Large Cardboard Boxes | A Breather for Waste Management Companies in a rPET Bottle

A Breather for Waste Management Companies in a rPET Bottle

This site has been known to deviate from the mother-lode of paper and large cardboard boxes with plastics, recycling, green packaging and waste management in general being the usual suspects. This time it is rPET or recycled polyethylene terephthalate. This plastic polymer has been around for a while so in itself this is old news. It is often used for plastic bottles and other food containers in addition to polystyrene – both PET and polystyrene are safe to make trays, boxes etc. for food. What makes rPET unique this time is that Pepsi Canada claims to have made a 7Up bottle which is of all recycled polyethylene terephthalate.

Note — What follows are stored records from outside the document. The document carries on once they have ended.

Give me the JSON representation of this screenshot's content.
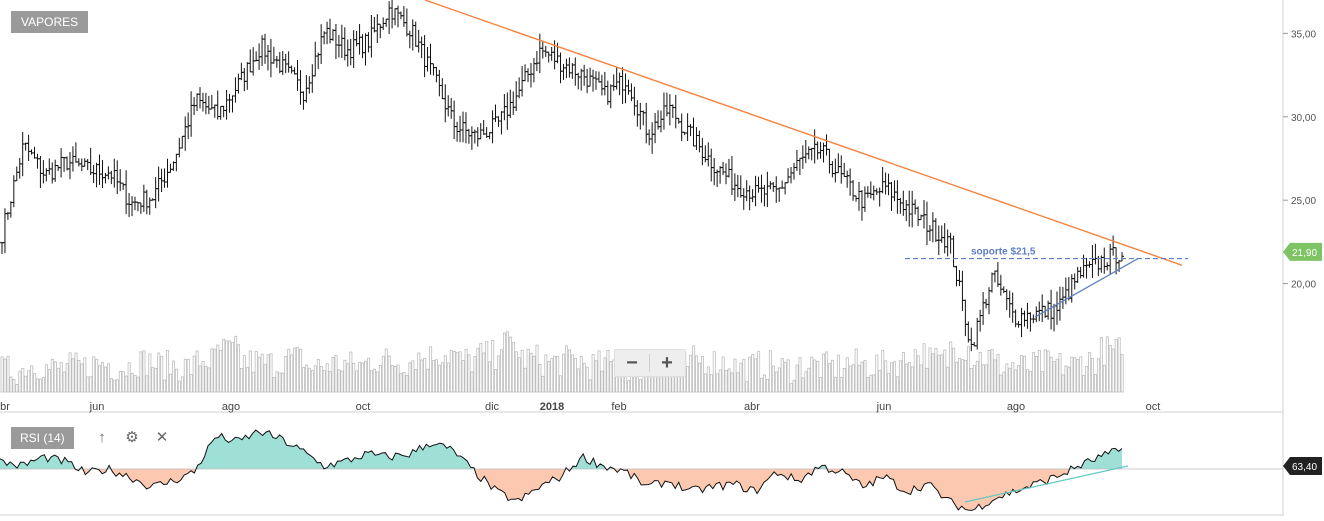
{
  "ticker": "VAPORES",
  "rsi": {
    "label": "RSI (14)",
    "value": "63,40",
    "tools": [
      "arrow-up-icon",
      "gear-icon",
      "close-icon"
    ]
  },
  "zoom": {
    "minus": "−",
    "plus": "+"
  },
  "colors": {
    "trend_line": "#f5813a",
    "support_line": "#5b7ec4",
    "price_badge": "#7ec364",
    "rsi_badge": "#222222",
    "rsi_above": "#9ee0d6",
    "rsi_below": "#fcc9b0",
    "bars": "#111111",
    "volume": "#bdbdbd",
    "rsi_trend": "#63c9c4"
  },
  "chart_data": [
    {
      "type": "ohlc",
      "y_axis": {
        "ticks": [
          "35,00",
          "30,00",
          "25,00",
          "20,00"
        ],
        "tick_values": [
          35,
          30,
          25,
          20
        ],
        "range": [
          13.5,
          37
        ],
        "side": "right"
      },
      "x_axis": {
        "ticks": [
          "br",
          "jun",
          "ago",
          "oct",
          "dic",
          "2018",
          "feb",
          "abr",
          "jun",
          "ago",
          "oct"
        ]
      },
      "last_price": "21,90",
      "annotation": "soporte $21,5",
      "support_level": 21.5,
      "trend_line": {
        "from": 37.0,
        "to": 21.1
      },
      "price_path": [
        [
          "br",
          23.0
        ],
        [
          "",
          28.3
        ],
        [
          "",
          26.5
        ],
        [
          "",
          27.3
        ],
        [
          "",
          26.8
        ],
        [
          "jun",
          26.7
        ],
        [
          "",
          24.8
        ],
        [
          "",
          25.2
        ],
        [
          "",
          27.5
        ],
        [
          "",
          31.0
        ],
        [
          "",
          30.1
        ],
        [
          "ago",
          32.0
        ],
        [
          "",
          34.2
        ],
        [
          "",
          33.0
        ],
        [
          "",
          31.5
        ],
        [
          "",
          35.2
        ],
        [
          "",
          34.0
        ],
        [
          "oct",
          34.5
        ],
        [
          "",
          36.5
        ],
        [
          "",
          35.2
        ],
        [
          "",
          32.5
        ],
        [
          "",
          29.5
        ],
        [
          "",
          28.8
        ],
        [
          "dic",
          29.5
        ],
        [
          "",
          31.5
        ],
        [
          "2018",
          34.0
        ],
        [
          "",
          33.2
        ],
        [
          "",
          32.5
        ],
        [
          "",
          31.3
        ],
        [
          "feb",
          32.3
        ],
        [
          "",
          29.0
        ],
        [
          "",
          30.5
        ],
        [
          "",
          28.8
        ],
        [
          "",
          27.2
        ],
        [
          "",
          26.0
        ],
        [
          "",
          25.4
        ],
        [
          "abr",
          25.5
        ],
        [
          "",
          27.3
        ],
        [
          "",
          28.0
        ],
        [
          "",
          26.3
        ],
        [
          "",
          24.9
        ],
        [
          "",
          25.8
        ],
        [
          "jun",
          24.6
        ],
        [
          "",
          23.5
        ],
        [
          "",
          22.5
        ],
        [
          "",
          16.2
        ],
        [
          "",
          20.5
        ],
        [
          "",
          18.0
        ],
        [
          "ago",
          18.2
        ],
        [
          "",
          18.5
        ],
        [
          "",
          20.5
        ],
        [
          "",
          21.3
        ],
        [
          "",
          21.9
        ]
      ],
      "volume_relative": [
        0.2,
        0.35,
        0.25,
        0.3,
        0.4,
        0.3,
        0.45,
        0.35,
        0.3,
        0.5,
        0.8,
        0.45,
        0.4,
        0.55,
        0.3,
        0.4,
        0.35,
        0.5,
        0.45,
        0.6,
        0.7,
        0.5,
        0.65,
        1.0,
        0.55,
        0.45,
        0.5,
        0.35,
        0.4,
        0.3,
        0.4,
        0.35,
        0.5,
        0.45,
        0.3,
        0.35,
        0.25,
        0.35,
        0.3,
        0.4,
        0.35,
        0.45,
        0.7,
        0.5,
        0.9,
        0.6,
        0.35,
        0.3,
        0.4,
        0.35,
        0.5,
        0.8,
        0.3
      ]
    },
    {
      "type": "area",
      "title": "RSI (14)",
      "value": "63,40",
      "baseline": 50,
      "range": [
        20,
        80
      ],
      "values": [
        55,
        52,
        58,
        55,
        47,
        50,
        45,
        38,
        42,
        48,
        72,
        68,
        75,
        70,
        62,
        52,
        55,
        60,
        58,
        60,
        68,
        62,
        48,
        35,
        28,
        38,
        45,
        58,
        52,
        48,
        38,
        42,
        35,
        38,
        40,
        35,
        48,
        42,
        52,
        48,
        38,
        45,
        35,
        40,
        28,
        22,
        30,
        35,
        40,
        45,
        52,
        58,
        63
      ]
    }
  ]
}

Typically a huge number plastic items have some sort of virgin to recycled raw materials ratio. This is rather similar in the paperboard and packaging industry when cardboard boxes are manufactured. Similarly, the greater the amount of recycled plastics in the overall mix, the harder it is to increase quality predictability of the final product. For example, a plastic bottle has to be compliant with product requirements which in turn may be following some legal base abidance. Making a plastic water bottle will have one set of requirements; making a recycled plastic container for carbonated sodas can introduce a number of hardships. Puncture resistance and material stress test levels are to name a few. When these requirements are carried over to a product made from all-recycled content – this becomes rather difficult and bottom line expensive.

The circumstances which make it harder to work with recycled vs. raw materials are often traces of paper, inks, adhesives, dirt and other contaminants which get naturally added to the mix. As a result, it is harder to meet customer requirements and as such markets become at risk. Waste management companies, on the other hand, must also be involved. Importing recycled raw materials from another locality is not impossible, yet it will, to some extent, discredit Pepsi’s efforts into making a green bottle and really reducing carbon footprint. If they have to haul or fly the recyclate from somewhere else, the greenhouse gas emissions will increase accordingly and marketing media hype might not strike the right customer chord when they see the green bottle.

Pepsi have promised to go in production with the new bottle in early August 2011. Since this will only be offered for 7Up, their cost control should check out and hopefully keep the local curbside collection waste management companies busy. All Canadians can make some personal efforts and recycle properly – chances are that the next bottle of the cool clear beverage they pick up would be in a all-recycled green bottle.